The frightening part for the rest of the Class 3A field is that Montini is getting better. In the marquee title at 145 pounds, Mayora avenged an earlier defeat against Gaynor with the 2-1 victory.
Past performance is not always predictive of future results. Nothing ever quite stays the same. Mount Carmel is a great team in its right.
Now they are forced to play catch up.
“We have to get better every single day over the next month,” Tsirtsis said. “A couple of matches we wrestled really well. What was unfortunate is that we wrestled poorly on the bottom.
“We practice on it all the time, and the kids know what to do. That is not acceptable.”
Every Montini wrestler has a different style or mode of working. Swier epitomized drive, power and remarkable consistency by wreaking havoc on the field at 182 pounds.
Showcasing a staggering blend of athleticism, speed and power, he secured a pin against De La Salle senior Mikhel Teverbaugh in just 39 seconds. His record is now 31-6.

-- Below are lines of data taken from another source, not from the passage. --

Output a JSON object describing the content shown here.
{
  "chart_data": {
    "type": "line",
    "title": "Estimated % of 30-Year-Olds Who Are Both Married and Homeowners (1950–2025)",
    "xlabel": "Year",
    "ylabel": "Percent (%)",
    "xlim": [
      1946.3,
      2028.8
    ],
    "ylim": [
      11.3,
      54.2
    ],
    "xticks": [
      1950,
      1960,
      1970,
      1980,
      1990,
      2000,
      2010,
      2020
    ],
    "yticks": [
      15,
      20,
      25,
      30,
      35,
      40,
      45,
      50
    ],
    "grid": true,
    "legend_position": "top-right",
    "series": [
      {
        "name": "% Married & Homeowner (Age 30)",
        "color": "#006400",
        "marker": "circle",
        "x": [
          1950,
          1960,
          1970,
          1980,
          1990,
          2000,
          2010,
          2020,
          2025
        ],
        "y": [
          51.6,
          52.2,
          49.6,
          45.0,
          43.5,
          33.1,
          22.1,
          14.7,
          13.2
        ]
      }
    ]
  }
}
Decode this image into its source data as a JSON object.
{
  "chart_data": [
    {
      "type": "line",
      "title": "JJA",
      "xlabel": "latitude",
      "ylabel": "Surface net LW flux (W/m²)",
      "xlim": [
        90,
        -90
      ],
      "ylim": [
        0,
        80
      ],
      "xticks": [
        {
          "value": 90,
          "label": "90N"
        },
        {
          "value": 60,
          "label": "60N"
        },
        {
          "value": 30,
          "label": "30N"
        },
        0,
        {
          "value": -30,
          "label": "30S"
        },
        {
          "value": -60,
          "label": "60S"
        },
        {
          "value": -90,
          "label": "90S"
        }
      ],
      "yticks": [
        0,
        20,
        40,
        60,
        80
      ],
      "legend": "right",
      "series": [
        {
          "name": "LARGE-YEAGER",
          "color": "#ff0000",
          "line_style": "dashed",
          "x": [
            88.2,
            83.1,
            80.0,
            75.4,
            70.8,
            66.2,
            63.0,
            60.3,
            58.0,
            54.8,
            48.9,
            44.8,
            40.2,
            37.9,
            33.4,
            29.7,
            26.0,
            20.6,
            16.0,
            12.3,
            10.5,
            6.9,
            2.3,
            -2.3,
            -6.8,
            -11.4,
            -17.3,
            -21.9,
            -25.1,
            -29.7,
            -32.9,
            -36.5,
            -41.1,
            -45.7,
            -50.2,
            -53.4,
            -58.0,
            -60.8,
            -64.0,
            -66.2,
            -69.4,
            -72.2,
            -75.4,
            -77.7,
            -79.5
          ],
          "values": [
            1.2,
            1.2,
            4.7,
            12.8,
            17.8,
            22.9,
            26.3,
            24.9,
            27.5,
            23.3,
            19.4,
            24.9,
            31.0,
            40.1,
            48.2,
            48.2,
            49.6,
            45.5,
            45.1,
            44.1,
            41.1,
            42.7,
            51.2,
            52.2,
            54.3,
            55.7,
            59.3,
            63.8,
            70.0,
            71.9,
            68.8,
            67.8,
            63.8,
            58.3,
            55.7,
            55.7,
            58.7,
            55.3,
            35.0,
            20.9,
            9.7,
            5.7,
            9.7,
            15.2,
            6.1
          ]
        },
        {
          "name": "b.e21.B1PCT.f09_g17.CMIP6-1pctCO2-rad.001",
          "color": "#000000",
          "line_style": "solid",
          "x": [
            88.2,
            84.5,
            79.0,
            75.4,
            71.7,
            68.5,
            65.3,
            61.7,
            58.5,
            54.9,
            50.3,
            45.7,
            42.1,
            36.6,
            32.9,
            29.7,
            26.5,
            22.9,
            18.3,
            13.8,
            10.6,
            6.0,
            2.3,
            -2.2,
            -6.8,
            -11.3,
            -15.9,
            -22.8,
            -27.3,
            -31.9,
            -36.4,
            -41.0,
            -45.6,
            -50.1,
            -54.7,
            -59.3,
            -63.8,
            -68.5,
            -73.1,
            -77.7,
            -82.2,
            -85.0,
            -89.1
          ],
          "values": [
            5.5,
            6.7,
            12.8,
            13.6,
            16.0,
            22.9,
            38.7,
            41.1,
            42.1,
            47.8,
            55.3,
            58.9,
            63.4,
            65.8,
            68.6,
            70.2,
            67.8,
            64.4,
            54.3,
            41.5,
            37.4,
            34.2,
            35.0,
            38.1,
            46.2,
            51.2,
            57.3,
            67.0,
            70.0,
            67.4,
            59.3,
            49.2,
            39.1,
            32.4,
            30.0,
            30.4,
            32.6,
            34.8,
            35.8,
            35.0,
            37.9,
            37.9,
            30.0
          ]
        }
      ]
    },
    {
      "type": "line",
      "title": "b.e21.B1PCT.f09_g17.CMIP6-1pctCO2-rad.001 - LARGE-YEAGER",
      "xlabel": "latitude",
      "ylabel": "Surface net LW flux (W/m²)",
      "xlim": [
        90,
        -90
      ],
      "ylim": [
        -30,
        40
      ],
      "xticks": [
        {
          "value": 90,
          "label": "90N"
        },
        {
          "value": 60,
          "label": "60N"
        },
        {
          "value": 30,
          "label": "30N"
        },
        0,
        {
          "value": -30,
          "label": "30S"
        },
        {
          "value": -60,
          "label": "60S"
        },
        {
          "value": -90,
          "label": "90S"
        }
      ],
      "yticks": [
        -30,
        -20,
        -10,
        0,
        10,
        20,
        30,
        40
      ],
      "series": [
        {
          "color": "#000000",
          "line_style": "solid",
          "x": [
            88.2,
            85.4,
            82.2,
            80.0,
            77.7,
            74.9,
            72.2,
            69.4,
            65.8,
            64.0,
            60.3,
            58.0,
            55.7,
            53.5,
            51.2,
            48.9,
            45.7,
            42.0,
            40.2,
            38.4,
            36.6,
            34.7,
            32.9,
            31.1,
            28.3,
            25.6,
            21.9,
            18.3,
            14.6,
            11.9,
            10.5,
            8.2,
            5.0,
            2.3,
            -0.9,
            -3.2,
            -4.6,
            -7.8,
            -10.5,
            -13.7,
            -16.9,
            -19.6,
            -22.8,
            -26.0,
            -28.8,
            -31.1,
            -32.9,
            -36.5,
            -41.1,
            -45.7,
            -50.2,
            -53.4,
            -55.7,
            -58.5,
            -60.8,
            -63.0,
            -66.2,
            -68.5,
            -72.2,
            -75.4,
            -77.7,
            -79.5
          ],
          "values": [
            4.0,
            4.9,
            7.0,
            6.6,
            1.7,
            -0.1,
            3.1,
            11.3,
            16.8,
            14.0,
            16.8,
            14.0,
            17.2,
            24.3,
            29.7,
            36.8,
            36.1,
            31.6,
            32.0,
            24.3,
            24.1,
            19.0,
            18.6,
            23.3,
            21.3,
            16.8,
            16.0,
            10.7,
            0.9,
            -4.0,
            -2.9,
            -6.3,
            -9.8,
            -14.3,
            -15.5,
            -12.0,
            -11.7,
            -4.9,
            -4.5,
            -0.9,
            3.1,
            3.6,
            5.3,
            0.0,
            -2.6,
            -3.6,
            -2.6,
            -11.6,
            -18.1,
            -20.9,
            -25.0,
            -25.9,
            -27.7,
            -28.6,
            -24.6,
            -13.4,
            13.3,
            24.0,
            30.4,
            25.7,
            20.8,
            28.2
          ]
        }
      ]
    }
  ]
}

“I just wanted to wrestle very clear and direct, and not try anything special,” Swier said. “I wanted to be aggressive and be able to get to my attacks in the first period.”
LaBarbera sealed the comeback in the December dual meet. He completed the Montini run with the tactical and hard fought 1-0 victory over Mount Carmel’s Nik Mishka that improved his record to 30-8.
“My style is really about being calm, cool and collected,” LaBarbera said. “I can be explosive when I need to be. My main focus is maintaining my composure and never overreacting to anything that might happen out there.
“Especially at 220 pounds, not many kids in the country let alone the state are able to keep my pace. I know if I can pushing, pushing, pushing, kids are going to get tried and that is where they make mistakes and I am going to capitalize.”